What's Clogging the Courts? Ask America's Busiest Judge
Immigration cases in five districts make up 75 percent of country's felony cases
July 23,2008 — -- Judge Robert Brack is the busiest federal judge in the United States. From his bench in the bordertown of Las Cruces, N.M., Brack expects to hear between 1,000 and 1,200 cases this year, more than twice the average number tried by district court judges.
Almost all of his cases have one thing in common: they involved illegal immigrants reentering the United States, looking for work and finding jail time instead.
"I'm on the bench every morning of every day for several hours, sentencing defendants. A very high percentage of those involve Mexican citizens charged with felony reentry. Then I take a break, come back and do it some more," said Brack, who was ranked No. 1 in the country in overall caseload, according to federal statistics and Syracuse University.

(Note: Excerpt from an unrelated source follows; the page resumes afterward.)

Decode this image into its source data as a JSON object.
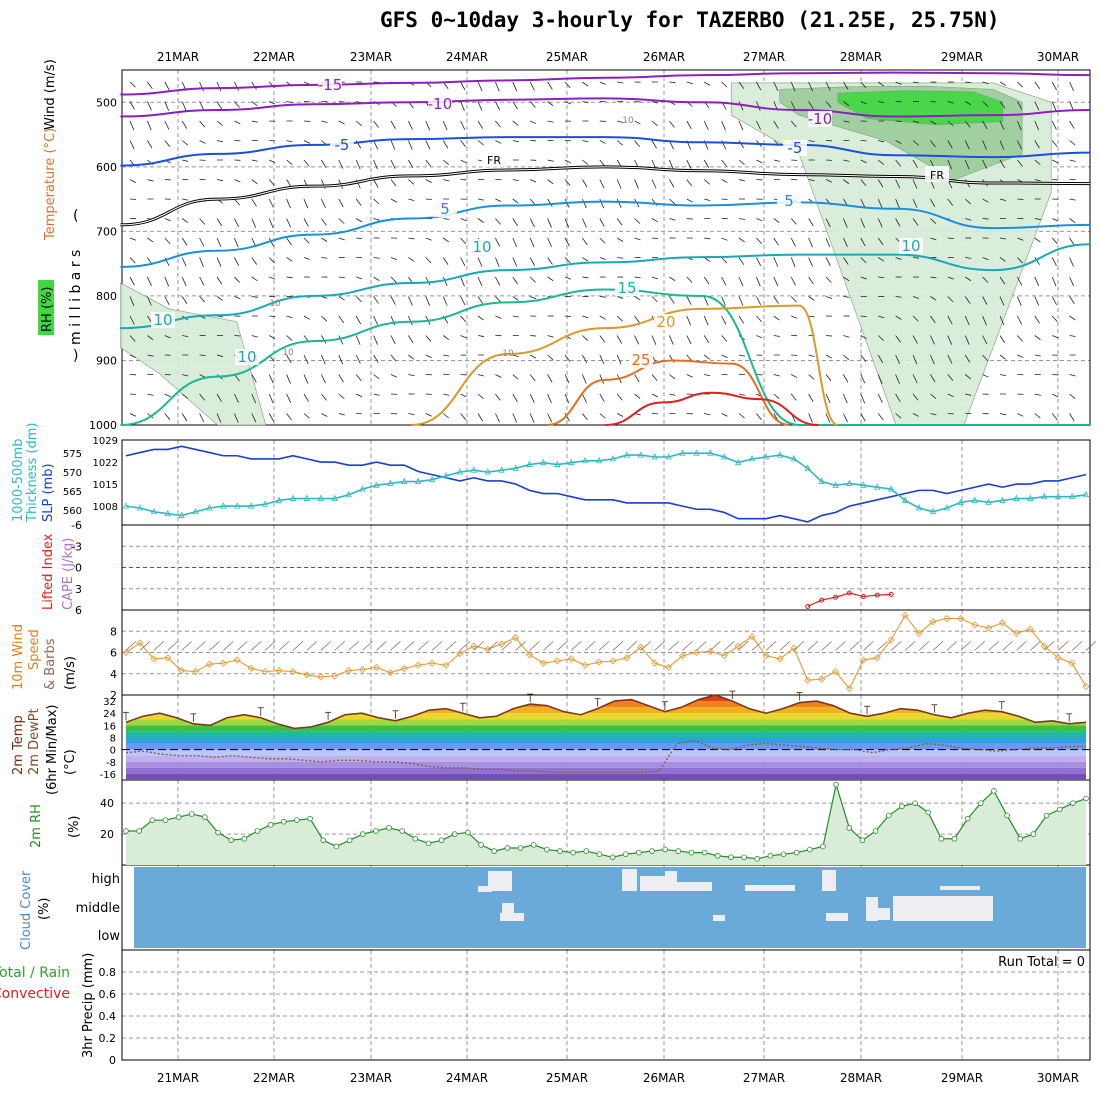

Immigration-related felony trials have been on the rise for several years, straining the resources of courts and prisons from Texas to California and illustrating the difficulties of policing the country's primary point of entry for illegal immigrants and drugs.
All along the 2,000-mile U.S.-Mexico border, courts are clogged with immigration-related cases. As a result, the region's courtrooms handle a disproportionate amount of the country's crime. Just five of the country's 94 districts -- South California, New Mexico, Arizona, West Texas and South Texas -- handle 75 percent of all the criminal cases in federal district courts around the country.
The number of immigration trials have spiked since 2005, a result of a federal program called Operation Streamline that puts illegal immigrants on a fast track to prosecution, detention and deportation.
In the first seven months of 2008, the government reported 38,443 new immigration prosecutions. The Transactional Records Access Clearinghouse, a data research organization at Syracuse University, estimates there will be 65,902 immigration cases this year, a 65 percent increase over last year and a 216 percent increase over 2003.
For the Department of Homeland Security, Operation Streamline is an indispensable tool needed to secure the border. In the past year, the government says, the deterrent of prison time has dramatically decreased the number of the people trying to cross the border from Mexico.
Critics, however, contend that the increased number of cases strain an already burdened judicial system, depriving lawyers and judges of ample time to hear cases and denying defendants the right to a fair trial.